Anche Papa Francesco ha chiesto di non toccare lo status quo di Gerusalemme. Difficile dire che cosa abbia in mente Trump, che ha ribadito il suo impegno per arrivare ad un accordo di pace ed ha comunque prorogato di altri sei mesi l’avvio del trasferimento dell’ambasciata,come hanno fatto sinora i suoi predecessori,da Clinton a Bush a Obama. Il genero Kushner starebbe lavorando ad un iano di pace che dovrebbe essere presentato all’inizio del prossimo anno. “Gerusalemme è la capitale di Israele.ha detto Trump, è il riconoscimento della realtà,niente di più”. Parole che rappresentano un rimescolamento delle carte in tavola. Una provocazione che per Trump è una sorta di rilancio sul difficile cammino della pace in Medio Oriente che però non è piaciuto e contro il quale si sta ricompattando persino il frammentato e litigioso fronte dei paesi musulmani della regione.

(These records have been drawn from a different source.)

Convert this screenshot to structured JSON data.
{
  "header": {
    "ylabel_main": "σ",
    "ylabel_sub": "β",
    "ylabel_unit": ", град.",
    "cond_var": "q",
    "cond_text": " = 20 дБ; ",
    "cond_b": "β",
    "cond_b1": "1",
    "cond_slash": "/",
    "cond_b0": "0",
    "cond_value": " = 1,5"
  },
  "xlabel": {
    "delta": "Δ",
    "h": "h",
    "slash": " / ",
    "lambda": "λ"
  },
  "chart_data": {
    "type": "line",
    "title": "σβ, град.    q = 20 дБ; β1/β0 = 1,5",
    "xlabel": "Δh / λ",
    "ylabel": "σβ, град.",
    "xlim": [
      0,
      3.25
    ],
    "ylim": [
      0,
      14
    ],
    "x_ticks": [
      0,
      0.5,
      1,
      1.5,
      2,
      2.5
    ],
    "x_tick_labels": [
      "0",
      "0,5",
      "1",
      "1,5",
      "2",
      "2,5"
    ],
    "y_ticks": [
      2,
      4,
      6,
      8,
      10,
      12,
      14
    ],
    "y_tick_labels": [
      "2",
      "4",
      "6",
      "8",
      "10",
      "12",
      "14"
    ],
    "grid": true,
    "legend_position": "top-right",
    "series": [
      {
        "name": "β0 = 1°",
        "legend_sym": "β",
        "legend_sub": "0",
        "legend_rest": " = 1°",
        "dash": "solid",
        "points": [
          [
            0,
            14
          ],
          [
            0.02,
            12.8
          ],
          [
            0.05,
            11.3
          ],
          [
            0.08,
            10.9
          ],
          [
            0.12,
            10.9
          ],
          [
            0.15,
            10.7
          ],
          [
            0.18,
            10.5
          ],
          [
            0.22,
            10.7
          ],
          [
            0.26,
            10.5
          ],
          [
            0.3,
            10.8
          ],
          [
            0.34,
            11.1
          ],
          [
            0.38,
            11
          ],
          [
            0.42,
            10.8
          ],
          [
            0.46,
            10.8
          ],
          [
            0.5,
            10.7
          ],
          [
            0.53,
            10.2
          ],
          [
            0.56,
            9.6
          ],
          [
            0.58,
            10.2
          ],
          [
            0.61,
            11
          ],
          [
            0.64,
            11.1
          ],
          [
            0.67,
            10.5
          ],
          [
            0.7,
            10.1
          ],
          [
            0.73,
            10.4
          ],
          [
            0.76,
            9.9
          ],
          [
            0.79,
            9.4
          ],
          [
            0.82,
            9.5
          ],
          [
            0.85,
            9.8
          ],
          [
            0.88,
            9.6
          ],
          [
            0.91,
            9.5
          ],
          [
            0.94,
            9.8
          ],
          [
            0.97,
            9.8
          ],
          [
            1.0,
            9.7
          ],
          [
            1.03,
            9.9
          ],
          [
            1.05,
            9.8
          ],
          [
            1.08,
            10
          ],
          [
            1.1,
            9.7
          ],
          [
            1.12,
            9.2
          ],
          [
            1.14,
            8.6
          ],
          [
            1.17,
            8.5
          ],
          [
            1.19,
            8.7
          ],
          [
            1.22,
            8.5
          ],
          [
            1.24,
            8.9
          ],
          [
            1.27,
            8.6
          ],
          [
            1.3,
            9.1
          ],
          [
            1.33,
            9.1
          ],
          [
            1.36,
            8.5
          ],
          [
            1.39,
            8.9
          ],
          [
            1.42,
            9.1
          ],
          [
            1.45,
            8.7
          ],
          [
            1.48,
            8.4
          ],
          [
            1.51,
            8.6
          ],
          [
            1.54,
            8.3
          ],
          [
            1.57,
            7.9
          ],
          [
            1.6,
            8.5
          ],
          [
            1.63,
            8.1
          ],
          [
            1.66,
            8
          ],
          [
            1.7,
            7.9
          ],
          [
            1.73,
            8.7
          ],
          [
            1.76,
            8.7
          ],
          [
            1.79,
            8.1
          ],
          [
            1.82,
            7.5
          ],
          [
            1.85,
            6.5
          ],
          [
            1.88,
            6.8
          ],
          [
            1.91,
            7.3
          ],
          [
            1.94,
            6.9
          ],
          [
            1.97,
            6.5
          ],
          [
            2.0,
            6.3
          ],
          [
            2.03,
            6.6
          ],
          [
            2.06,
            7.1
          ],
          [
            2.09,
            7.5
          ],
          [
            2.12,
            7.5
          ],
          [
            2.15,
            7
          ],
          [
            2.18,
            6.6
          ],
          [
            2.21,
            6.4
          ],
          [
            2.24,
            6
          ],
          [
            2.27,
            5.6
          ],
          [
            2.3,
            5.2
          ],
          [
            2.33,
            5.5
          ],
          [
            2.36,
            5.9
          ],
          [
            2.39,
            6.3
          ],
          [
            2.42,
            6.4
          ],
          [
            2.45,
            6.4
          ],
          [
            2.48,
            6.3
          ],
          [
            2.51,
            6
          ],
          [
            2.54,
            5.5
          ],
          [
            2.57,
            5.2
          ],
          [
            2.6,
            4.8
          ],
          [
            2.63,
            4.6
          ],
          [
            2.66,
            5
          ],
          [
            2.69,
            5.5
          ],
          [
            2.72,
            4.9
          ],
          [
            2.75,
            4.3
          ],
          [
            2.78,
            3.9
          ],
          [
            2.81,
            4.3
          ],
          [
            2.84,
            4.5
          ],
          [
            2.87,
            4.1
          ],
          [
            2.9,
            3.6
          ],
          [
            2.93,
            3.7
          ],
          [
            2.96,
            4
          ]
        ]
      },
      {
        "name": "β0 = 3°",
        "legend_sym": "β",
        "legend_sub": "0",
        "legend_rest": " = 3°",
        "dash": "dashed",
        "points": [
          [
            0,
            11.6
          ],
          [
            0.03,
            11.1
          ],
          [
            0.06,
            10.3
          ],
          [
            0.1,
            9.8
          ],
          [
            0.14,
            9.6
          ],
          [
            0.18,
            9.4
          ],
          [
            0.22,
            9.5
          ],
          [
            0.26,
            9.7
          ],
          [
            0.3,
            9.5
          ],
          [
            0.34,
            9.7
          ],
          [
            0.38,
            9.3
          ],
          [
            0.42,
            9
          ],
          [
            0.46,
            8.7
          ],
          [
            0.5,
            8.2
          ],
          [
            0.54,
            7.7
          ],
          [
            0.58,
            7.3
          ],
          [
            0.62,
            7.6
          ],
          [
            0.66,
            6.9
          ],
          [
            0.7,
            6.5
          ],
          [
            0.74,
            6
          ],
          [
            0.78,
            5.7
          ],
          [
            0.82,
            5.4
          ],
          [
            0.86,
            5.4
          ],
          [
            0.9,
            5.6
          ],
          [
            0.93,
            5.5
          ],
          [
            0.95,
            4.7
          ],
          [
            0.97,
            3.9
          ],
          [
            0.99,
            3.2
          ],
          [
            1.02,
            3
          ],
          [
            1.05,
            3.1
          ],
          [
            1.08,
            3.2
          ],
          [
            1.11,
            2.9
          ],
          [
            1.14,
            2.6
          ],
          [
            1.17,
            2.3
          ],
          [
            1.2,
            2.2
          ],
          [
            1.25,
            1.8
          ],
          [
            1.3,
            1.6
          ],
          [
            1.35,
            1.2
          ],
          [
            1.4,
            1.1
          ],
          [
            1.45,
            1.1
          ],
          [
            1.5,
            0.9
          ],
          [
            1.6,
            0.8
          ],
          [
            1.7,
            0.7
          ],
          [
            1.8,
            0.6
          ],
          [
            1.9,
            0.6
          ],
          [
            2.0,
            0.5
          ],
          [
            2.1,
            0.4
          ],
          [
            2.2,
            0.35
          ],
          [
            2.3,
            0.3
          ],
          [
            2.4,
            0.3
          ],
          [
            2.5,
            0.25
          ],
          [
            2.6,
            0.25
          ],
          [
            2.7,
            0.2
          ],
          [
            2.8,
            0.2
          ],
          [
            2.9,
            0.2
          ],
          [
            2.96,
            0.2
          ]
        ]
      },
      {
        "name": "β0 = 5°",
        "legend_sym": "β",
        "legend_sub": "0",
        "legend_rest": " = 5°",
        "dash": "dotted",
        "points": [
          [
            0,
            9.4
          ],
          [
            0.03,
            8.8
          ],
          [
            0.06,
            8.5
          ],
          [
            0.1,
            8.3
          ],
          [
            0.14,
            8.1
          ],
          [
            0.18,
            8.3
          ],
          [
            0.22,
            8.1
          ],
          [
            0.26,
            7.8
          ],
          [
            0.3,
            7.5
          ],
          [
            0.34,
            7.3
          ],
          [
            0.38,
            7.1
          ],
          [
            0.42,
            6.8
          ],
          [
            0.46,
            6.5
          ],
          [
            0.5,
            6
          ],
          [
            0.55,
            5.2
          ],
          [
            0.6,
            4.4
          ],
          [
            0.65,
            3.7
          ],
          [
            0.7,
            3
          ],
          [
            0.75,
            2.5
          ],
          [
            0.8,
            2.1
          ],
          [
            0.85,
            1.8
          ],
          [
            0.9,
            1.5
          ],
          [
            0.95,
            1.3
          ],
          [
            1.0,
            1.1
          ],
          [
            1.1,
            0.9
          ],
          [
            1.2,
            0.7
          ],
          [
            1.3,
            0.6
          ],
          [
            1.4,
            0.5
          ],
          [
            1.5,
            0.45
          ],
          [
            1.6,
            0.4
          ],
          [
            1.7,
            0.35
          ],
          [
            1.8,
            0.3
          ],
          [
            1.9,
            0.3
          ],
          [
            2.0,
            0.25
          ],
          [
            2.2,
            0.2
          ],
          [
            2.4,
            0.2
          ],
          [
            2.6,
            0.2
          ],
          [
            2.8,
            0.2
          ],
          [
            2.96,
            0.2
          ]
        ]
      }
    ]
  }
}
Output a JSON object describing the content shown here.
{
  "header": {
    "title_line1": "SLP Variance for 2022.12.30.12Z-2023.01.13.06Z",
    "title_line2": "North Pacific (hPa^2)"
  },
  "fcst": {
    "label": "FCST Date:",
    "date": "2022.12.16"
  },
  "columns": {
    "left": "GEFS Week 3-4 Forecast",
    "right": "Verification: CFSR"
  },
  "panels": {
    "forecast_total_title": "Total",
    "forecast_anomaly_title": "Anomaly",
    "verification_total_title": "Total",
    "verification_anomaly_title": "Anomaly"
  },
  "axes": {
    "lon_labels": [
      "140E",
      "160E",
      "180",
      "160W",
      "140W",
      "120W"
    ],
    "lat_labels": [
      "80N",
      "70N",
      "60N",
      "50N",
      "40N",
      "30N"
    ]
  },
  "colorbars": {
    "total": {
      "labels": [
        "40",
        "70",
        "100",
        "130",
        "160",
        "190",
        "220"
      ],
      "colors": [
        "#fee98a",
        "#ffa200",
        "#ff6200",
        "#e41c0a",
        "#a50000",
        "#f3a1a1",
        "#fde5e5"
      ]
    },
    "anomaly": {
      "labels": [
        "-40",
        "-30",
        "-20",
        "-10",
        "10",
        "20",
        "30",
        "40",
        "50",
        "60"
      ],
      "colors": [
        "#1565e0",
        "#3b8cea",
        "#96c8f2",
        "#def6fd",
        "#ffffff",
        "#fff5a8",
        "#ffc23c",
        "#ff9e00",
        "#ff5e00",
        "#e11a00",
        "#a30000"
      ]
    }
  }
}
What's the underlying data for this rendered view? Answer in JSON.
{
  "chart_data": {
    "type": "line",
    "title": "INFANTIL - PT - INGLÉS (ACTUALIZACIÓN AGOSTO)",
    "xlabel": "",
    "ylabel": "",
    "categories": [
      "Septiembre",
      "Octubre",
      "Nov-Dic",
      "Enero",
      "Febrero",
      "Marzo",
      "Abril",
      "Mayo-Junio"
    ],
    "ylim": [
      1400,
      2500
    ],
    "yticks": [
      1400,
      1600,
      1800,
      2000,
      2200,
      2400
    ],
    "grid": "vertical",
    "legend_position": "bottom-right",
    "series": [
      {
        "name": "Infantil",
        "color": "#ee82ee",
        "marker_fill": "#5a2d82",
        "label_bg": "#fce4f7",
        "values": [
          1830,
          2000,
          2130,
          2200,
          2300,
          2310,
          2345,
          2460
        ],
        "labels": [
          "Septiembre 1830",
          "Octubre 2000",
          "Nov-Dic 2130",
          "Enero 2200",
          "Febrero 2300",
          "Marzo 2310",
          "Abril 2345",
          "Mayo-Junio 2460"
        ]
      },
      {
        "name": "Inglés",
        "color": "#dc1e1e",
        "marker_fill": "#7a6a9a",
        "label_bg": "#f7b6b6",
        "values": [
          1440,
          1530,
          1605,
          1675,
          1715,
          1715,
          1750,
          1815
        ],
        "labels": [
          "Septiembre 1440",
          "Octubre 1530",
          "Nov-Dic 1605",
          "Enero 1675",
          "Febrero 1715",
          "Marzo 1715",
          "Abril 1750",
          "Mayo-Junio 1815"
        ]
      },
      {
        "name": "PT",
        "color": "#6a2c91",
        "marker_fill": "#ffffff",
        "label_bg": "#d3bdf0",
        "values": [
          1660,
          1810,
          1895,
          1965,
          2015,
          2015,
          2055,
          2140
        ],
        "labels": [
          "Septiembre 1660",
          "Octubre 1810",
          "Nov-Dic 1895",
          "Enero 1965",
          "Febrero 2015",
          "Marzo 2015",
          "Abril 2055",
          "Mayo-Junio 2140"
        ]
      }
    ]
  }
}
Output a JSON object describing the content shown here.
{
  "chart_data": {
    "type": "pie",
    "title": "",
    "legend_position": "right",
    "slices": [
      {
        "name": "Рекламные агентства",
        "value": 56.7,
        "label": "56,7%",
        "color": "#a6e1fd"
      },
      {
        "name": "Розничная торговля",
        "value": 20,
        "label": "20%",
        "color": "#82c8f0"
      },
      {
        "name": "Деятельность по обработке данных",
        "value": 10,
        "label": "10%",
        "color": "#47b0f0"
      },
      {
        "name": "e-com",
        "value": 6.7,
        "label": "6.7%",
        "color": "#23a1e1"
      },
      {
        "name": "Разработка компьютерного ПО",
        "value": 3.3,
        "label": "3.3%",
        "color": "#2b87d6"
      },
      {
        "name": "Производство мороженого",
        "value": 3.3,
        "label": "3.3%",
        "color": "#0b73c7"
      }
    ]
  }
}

Gerusalemme non si tocca è il leit motiv, dall’Arabia Saudita all’Iran, sino ai palestinesi il cui sogno sinora irrealizzato è di farne la capitale del loro futuro stato.Le ultime trattative di pace tra palestinesi e Israele, nel 2000 tra Yasser Arafat, ai tempi capo dell’Organizzazione per la Liberazione della Palestina (OLP), e l’allora primo ministro israeliano Ehud Barak, fallirono anche perché Arafat rifiutò un nuovo compromesso sulla Spianata delle moschee che avrebbe dato ai palestinesi la custodia dell’intero complesso senza però esercitarne la sovranità, mentre agli israeliani avrebbe lasciato il controllo sul Muro del pianto. Si temono ora proteste e scontri da parte dei palestinesi,una nuova Intifada. Venerdi si riunirà il Consiglio di Sicurezza dell’Onu,sabato la Lega Araba.L’inquietudine serpeggia ovunque,mentre Trump continua a fare di testa sua.